The specific practices of short trading are usually as follows: ① Pure speculative short trading. Traders do not own specific stocks themselves, but borrow stocks directly from others or through their securities companies for delivery. The purpose of its transaction is purely to obtain the difference income. 2 arbitrage short trading. Traders borrow from the lower-priced market by taking advantage of the price difference between local stock markets, and then sell them in the higher-priced market, and then buy them back when the price falls, so as to obtain the profit of the price difference. (3) Short selling with the safe deposit box as the background. Its basic feature is that traders own stocks engaged in short selling, but they still borrow the same stocks from other sources for delivery. There are three other situations: one is that traders own stocks, but these stocks are stored in the safe deposit box of banks or other special custody institutions, and it is not easy to take them out at the moment. In order to seize the trading opportunity, they borrow money from other channels first and then make up later; The second is that traders own their own stocks, but in order to delay the tax payment in the coming year, they sell the stocks at the end of the year (generally in 65438+February) and buy them back immediately in the following year (65438+ 10), thus delaying the tax payable to the next year; The third is that the trader owns a variety of stocks. When he estimates that one of the stocks is bearish, he sells it short and borrows the same stock from other places for delivery. If the market price does fall, he can use the profit as a short position to offset the losses of other stocks. And if the market price does not fall as expected, he can use the profits of other stocks to offset the losses of short trading. (4) Hedging short transactions. Traders hold excess positions in stocks, that is, they buy more than they sell and are in an "overbought" state. However, the market trend of these stocks tends to decline again, so they engage in short selling of other stocks in order to gain profits from them and make up for the possible losses caused by excessive positions.

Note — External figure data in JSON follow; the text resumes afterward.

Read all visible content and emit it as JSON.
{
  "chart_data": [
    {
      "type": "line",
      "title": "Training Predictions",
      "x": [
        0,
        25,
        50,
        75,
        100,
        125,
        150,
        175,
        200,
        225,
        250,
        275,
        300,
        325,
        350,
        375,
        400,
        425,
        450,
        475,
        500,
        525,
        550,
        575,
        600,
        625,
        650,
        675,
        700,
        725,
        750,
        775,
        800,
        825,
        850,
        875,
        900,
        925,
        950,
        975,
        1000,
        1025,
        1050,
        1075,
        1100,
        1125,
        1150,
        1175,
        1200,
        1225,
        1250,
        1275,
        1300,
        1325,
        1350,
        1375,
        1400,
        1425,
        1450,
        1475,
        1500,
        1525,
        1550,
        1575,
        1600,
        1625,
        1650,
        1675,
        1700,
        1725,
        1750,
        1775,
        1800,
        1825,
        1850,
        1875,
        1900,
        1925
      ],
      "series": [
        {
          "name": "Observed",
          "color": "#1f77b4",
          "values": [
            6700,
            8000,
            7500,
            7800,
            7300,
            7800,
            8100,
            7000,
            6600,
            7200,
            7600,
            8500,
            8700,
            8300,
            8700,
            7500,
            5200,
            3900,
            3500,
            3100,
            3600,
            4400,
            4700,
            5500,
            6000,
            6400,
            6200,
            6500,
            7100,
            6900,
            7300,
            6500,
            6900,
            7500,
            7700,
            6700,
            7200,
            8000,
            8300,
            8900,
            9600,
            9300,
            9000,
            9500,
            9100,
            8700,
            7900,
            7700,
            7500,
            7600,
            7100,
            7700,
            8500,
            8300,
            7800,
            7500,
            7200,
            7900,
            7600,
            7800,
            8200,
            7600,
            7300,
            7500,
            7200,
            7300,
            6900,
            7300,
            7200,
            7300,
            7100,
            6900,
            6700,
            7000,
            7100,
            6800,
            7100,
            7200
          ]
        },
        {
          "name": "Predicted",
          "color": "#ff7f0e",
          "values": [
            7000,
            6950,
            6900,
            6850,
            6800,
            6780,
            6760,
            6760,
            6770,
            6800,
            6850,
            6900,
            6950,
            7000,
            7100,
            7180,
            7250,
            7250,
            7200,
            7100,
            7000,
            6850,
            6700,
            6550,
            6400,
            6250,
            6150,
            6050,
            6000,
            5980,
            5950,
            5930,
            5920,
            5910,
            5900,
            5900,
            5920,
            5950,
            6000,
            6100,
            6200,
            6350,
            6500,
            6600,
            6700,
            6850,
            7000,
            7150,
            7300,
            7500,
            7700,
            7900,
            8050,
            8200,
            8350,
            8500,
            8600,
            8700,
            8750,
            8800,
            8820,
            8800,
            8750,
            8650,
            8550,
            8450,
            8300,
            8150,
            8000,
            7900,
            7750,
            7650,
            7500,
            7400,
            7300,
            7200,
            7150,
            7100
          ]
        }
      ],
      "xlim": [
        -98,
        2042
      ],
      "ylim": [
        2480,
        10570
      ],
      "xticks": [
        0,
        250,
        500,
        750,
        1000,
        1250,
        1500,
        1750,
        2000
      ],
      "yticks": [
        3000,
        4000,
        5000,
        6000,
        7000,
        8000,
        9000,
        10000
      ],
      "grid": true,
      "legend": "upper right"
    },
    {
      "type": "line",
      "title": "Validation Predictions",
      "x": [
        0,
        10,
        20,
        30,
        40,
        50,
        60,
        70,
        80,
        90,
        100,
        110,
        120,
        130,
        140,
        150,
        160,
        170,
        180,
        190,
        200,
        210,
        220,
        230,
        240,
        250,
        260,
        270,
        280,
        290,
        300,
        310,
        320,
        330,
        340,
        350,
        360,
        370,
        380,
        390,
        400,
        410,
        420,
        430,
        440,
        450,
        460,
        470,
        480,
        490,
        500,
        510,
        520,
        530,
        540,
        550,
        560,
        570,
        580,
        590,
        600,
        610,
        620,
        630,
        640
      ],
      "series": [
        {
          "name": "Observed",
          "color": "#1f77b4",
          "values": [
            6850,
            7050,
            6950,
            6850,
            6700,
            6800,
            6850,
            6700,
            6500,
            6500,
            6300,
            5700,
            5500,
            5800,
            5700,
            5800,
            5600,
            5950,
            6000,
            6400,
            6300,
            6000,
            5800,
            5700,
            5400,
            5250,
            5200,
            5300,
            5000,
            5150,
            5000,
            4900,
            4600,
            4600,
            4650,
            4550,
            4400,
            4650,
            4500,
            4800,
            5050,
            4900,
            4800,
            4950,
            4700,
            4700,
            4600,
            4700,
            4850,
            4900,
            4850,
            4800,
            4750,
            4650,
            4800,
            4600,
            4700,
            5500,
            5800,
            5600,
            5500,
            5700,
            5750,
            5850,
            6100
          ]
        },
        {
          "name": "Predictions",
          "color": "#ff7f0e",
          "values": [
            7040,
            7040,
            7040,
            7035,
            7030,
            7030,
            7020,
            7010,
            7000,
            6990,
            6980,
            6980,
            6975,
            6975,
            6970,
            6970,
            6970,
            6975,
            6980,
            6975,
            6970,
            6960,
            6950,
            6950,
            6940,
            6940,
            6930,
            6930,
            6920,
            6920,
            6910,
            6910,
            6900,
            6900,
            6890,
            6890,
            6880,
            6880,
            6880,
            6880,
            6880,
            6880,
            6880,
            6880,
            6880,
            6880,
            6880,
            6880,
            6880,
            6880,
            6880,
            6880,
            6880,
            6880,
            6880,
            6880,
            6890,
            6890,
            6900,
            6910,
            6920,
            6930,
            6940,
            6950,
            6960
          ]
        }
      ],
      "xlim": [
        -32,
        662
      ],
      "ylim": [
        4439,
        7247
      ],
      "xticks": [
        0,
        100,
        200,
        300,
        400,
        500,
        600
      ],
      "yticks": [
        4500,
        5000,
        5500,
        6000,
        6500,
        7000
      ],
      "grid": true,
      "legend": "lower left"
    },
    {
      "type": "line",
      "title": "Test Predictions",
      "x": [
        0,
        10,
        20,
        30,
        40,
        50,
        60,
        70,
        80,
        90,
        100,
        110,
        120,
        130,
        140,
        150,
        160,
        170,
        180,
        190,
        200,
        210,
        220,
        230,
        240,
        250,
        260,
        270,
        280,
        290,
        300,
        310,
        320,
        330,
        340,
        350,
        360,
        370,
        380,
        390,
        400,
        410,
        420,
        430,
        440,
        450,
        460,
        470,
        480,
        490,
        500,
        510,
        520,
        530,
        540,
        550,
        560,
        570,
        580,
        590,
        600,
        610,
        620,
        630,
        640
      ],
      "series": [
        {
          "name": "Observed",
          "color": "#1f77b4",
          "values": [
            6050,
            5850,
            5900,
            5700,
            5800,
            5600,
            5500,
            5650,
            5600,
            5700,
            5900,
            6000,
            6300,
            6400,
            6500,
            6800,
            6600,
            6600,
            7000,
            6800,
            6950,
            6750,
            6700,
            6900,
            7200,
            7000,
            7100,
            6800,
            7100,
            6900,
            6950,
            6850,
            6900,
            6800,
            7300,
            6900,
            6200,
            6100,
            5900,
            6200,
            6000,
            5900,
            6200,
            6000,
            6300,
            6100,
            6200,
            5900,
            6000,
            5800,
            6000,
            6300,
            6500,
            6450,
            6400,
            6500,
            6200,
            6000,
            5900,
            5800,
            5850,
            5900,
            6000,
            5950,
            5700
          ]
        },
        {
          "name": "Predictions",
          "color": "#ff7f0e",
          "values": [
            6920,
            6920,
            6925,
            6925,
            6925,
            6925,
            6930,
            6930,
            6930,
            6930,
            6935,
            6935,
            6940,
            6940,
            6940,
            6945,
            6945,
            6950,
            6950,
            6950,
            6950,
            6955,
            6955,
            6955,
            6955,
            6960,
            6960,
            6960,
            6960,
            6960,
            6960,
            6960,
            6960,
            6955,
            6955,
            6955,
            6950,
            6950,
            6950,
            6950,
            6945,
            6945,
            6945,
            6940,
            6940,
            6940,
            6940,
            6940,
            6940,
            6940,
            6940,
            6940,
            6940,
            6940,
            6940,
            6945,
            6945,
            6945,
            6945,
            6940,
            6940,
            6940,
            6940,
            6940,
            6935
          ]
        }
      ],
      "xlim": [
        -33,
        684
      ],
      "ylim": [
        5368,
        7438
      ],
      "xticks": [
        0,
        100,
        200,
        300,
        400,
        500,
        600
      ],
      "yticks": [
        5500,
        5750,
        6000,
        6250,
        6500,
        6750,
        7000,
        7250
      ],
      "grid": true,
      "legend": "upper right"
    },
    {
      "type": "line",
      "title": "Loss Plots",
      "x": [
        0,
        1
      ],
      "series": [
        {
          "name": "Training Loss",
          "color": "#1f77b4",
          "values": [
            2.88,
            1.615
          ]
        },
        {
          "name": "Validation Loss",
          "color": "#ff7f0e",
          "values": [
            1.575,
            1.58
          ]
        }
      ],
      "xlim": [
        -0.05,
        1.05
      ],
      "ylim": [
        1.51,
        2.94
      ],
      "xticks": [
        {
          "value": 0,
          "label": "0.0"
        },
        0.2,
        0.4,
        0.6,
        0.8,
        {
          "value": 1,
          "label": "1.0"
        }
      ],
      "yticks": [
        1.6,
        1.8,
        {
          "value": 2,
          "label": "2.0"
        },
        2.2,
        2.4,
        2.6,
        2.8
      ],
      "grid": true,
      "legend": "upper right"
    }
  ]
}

Characteristics The main characteristics of long-term trading are as follows: ① Most of the funds needed by traders to buy stocks are lent by securities companies; (2) Different from ordinary commodity trading, the whole process of long-term trading can only be completed through the second transaction of buying stocks first and then selling them.
The main characteristics of short selling are as follows: ① The stocks sold by traders are borrowed from securities companies, not owned by themselves; (2) General commodity trading is to buy first and then sell, and the transaction is completed at one time, while short trading is to sell first and then buy. The whole transaction process consists of the second transaction.